Purpose: Despite the presence of numerous consistent reports regarding the efficacy of intravertebral disc enzyme injection (condoliase) for lumbar disc herniation, there remains a lack of consensus concerning the timing of its effectiveness onset. In this study, we present the findings from a cohort of 100 consecutive patients who received condoliase treatment since its initial introduction at our hospital.
The study encompassed 102 consecutive patients who underwent condoliase treatment at our hospital between December 2018 and July 2023. The average observation period was 6.1 months, with an average patient age of 43.7 years, comprising 67 men and 35 women. Our evaluation encompassed the affected disc level, VAS (Visual Analog Scale) values for leg pain both before and after condoliase treatment, the number of patients experiencing symptomatic improvement (defined as a VAS value below 50% before treatment), disc degeneration (assessed through Pfirrmann classification and Modic degeneration) as observed on MRI, the incidence of adverse events, and the number of patients who subsequently underwent surgery.
The affected disc levels were distributed as follows: L1/2 in 3 cases, L2/3 in 5 cases, L3/4 in 11 cases, L4/5 in 70 cases, and L5/S1 in 13 cases. The median duration of the disease was 20 weeks. The mean leg pain VAS measured 7.4±2.1 before treatment, which subsequently decreased to 3.7±2.4 and 2.4±2.2 after 1 month and 3 months, respectively, indicating a significant improvement over time (P<0.05). Symptomatic improvement was noted in 87 patients (85.3%), with a median time of symptom relief being 4 weeks. In contrast, symptoms remained unchanged or worsened in 10 patients (9.8%), leading to surgical intervention in 5 of them (2.1%). No cases of paralysis were recorded, but there were 2 cases (2%) reporting allergic symptoms and 5 cases (2.1%) of patient dropout.
MRI scans revealed that patients exhibited Pfirrmann Classification Grade II, III, and IV (27, 68, and 7 cases, respectively) before treatment. Among the 86 patients (84.3%) for whom MRI images were available at the 3-month post-treatment mark, 46 (53.5%) demonstrated Grade I progression, and 5 (5.8%) showed Grade II progression. Modic degeneration was identified in 14 patients (13.7%) prior to treatment, with Type 1, 2, and 3 occurring in 4, 9, and 1 case(s), respectively.
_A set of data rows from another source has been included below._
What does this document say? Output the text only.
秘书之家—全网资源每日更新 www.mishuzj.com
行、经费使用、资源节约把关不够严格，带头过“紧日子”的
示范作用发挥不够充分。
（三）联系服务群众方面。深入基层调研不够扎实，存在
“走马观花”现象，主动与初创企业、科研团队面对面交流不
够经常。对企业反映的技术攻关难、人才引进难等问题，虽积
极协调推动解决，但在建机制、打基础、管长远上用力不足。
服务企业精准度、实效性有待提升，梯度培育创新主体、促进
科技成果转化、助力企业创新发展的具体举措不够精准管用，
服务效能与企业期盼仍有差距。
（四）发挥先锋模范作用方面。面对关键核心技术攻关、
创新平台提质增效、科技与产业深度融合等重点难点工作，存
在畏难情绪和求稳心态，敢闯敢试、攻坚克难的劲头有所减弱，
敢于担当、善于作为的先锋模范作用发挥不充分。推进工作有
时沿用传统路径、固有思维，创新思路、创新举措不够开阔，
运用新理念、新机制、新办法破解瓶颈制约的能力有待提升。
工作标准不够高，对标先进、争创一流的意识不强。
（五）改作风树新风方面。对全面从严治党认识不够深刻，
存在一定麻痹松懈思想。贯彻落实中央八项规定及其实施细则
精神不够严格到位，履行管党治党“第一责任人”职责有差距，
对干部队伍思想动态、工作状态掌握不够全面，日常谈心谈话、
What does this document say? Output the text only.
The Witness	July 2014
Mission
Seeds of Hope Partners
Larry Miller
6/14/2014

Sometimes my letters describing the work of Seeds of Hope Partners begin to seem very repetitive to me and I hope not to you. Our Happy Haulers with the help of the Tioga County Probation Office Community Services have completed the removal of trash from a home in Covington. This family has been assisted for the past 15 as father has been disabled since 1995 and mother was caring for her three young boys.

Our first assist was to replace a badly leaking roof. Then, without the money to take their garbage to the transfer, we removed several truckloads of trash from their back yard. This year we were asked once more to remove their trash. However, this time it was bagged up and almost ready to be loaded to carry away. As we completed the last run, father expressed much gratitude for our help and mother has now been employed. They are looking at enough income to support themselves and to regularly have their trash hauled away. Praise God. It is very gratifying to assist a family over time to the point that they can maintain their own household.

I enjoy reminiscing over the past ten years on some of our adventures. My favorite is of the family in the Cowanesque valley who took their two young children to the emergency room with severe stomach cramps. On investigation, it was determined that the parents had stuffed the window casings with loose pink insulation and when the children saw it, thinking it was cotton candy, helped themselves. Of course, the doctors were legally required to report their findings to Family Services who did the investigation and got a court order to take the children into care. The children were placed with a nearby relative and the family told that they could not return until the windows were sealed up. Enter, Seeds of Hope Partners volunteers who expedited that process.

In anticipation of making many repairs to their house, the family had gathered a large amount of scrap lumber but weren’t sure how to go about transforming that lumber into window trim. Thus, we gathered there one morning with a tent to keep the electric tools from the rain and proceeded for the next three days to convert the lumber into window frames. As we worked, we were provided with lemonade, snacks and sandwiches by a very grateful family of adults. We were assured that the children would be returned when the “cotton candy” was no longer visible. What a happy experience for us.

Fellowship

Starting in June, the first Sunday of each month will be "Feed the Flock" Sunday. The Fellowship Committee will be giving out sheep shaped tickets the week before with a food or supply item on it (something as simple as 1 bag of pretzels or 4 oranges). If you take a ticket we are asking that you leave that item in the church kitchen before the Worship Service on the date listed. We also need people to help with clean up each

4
Following treatment, there was a change noted in 6 patients (7%), with 4 cases (4.7%) displaying no degeneration from Type 2 to Type 1 and 2 cases (2.3%) transitioning from Type 2 to Type 1.
Discussion: The results obtained from our study involving 100 consecutive patients who received condoliase treatment at our hospital after its introduction were highly promising. Patients experienced a significant reduction in VAS scores within roughly a month of condoliase treatment, and no severe complications were reported. However, it's worth noting that more than half of the patients exhibited signs of disc degeneration progression on MRI following condoliase administration. Therefore, it is crucial to meticulously select and closely monitor patients over an extended period to track the development of disc degeneration and the potential recurrence of herniation.